In one word, yes. Quotes are used to support ideas, but not take over the paper. As a middle school teacher, I tried to get my students to think of quotes as the small amount you would use to show to a peer as proof of your ideas. If they could understand what you were proving, then it was useful. If you can reduce the page to small pieces which you link directly to the essay statement you are supporting, you will be able to use parts of the page rather than the entire page. In other words, reduce the page to the critical pieces attached to the critical points in your essay. If you cannot, try this old trick. Photocopy the quote page. Cut out the sentences of the quote which relate to one idea and tape them onto the essay where they should fit. Then, cut out the next part of the quote which proves another part of your ideas and tape it to that part. It sounds like a third grade answer, but it worked for my eighth graders and my college students. Good luck with your effort to support your ideas.
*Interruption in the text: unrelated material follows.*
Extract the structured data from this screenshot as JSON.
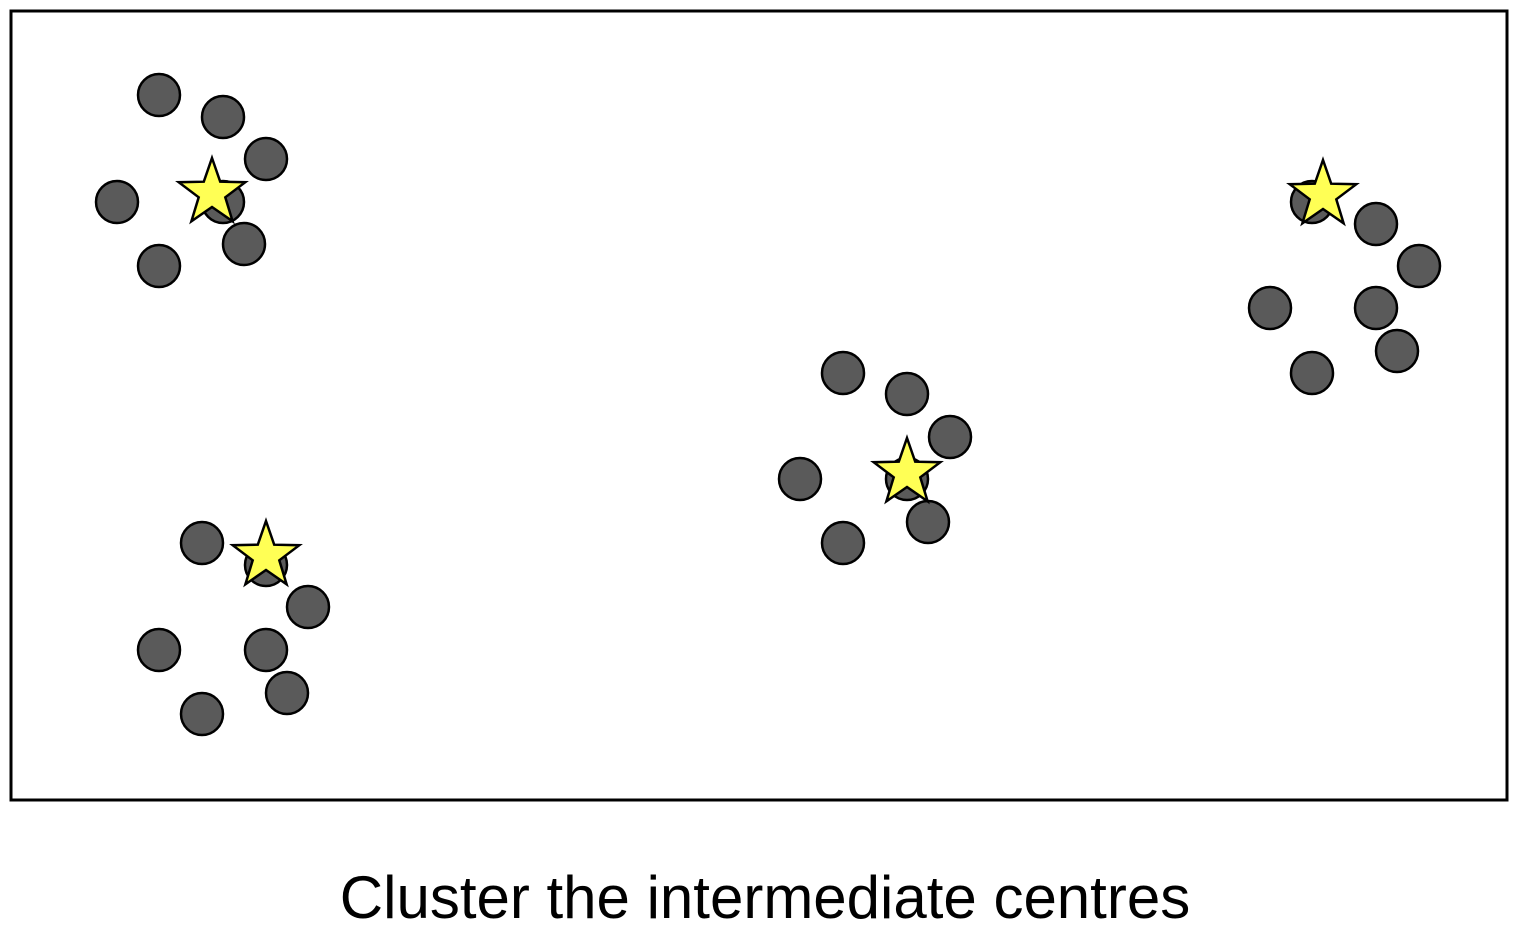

A page of quoted material in a 6 page paper is definitely excessive. I would say you should try to paraphrase the majority of the material you consider relevant from your source. The only things that are absolutely necessary to quote are those phrases that cannot be said in any other way than the way the original author has said them. Maybe a particularly poignant image or a unique turn of phrase must be used to express a particular point- That is when you should use a direct quote!
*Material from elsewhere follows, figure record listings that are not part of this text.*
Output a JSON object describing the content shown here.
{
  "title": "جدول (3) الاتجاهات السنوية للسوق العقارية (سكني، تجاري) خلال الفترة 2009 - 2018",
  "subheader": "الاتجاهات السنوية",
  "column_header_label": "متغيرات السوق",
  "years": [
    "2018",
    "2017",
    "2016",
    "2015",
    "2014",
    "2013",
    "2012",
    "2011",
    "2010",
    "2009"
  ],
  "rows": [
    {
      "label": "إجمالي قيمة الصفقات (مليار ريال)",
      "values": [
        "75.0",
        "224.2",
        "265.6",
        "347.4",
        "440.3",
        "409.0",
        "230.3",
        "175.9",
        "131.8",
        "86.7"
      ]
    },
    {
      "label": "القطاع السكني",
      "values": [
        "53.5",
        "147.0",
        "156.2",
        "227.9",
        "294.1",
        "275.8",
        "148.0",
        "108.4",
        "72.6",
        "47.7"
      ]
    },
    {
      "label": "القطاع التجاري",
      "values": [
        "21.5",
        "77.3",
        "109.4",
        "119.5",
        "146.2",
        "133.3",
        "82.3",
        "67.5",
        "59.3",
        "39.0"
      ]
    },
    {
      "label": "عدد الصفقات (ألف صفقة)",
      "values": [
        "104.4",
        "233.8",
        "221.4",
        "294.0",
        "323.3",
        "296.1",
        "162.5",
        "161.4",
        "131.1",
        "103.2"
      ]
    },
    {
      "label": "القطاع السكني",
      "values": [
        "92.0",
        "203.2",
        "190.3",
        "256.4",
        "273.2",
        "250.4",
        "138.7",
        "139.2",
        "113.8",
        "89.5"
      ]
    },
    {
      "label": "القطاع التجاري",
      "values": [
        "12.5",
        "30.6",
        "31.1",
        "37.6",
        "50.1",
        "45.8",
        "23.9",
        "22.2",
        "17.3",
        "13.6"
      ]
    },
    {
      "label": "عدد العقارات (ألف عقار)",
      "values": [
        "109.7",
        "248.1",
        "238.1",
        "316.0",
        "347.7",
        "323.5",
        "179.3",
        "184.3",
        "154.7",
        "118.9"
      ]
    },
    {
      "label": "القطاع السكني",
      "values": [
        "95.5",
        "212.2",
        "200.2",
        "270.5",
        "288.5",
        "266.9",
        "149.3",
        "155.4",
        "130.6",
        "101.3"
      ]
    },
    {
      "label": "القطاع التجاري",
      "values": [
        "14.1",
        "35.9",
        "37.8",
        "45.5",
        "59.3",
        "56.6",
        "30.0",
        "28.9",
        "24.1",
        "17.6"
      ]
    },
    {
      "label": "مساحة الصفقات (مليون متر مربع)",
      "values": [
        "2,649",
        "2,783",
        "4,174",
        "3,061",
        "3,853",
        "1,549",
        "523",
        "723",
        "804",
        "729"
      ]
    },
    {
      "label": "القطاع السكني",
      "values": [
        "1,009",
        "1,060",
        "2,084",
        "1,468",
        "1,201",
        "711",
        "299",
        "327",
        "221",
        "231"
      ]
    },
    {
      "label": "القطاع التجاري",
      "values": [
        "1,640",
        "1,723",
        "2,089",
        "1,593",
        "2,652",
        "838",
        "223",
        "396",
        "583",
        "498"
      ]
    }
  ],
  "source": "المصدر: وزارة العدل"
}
Here are some tips on paraphrasing:
Read the information you want to include once. Wait 30 seconds. Try to state the major point of what you have read in your own words. Then, compare it with the original text. Are your sentences arranged the same way as the original author's? Do you use many of the same words? If so, try to revise the sentence so that your paraphrase is not in any way identical to the original passage, except for the idea it contains.
For more tips on paraphrasing, I've linked to a useful source from Purdue's Online Writing lab.
If your paper is only 6 pages long, then that quote would be 15% of the text -- and it isn't YOU!. Good research uses sources like what you have found, and selects the most salient points to quote. Once you have the quote or paraphrase, then YOU need to explain what you have written and connect it to whatever the topic of your paper is. Your teacher wants to know what you think first and foremost -- not what other people think. Your essay needs to reflect you -- not be a summary of others.
If this is a literary analysis paper, consider the idea and examples from your source, but then also discuss additional examples that you found in the text.
On a side note, be sure that you use proper documentation of ANY ideas that come from outside sources, whether you use direct quotations or paraphrases. Just putting someone else's idea into your own words does not make the idea yours -- that is still plagiarism.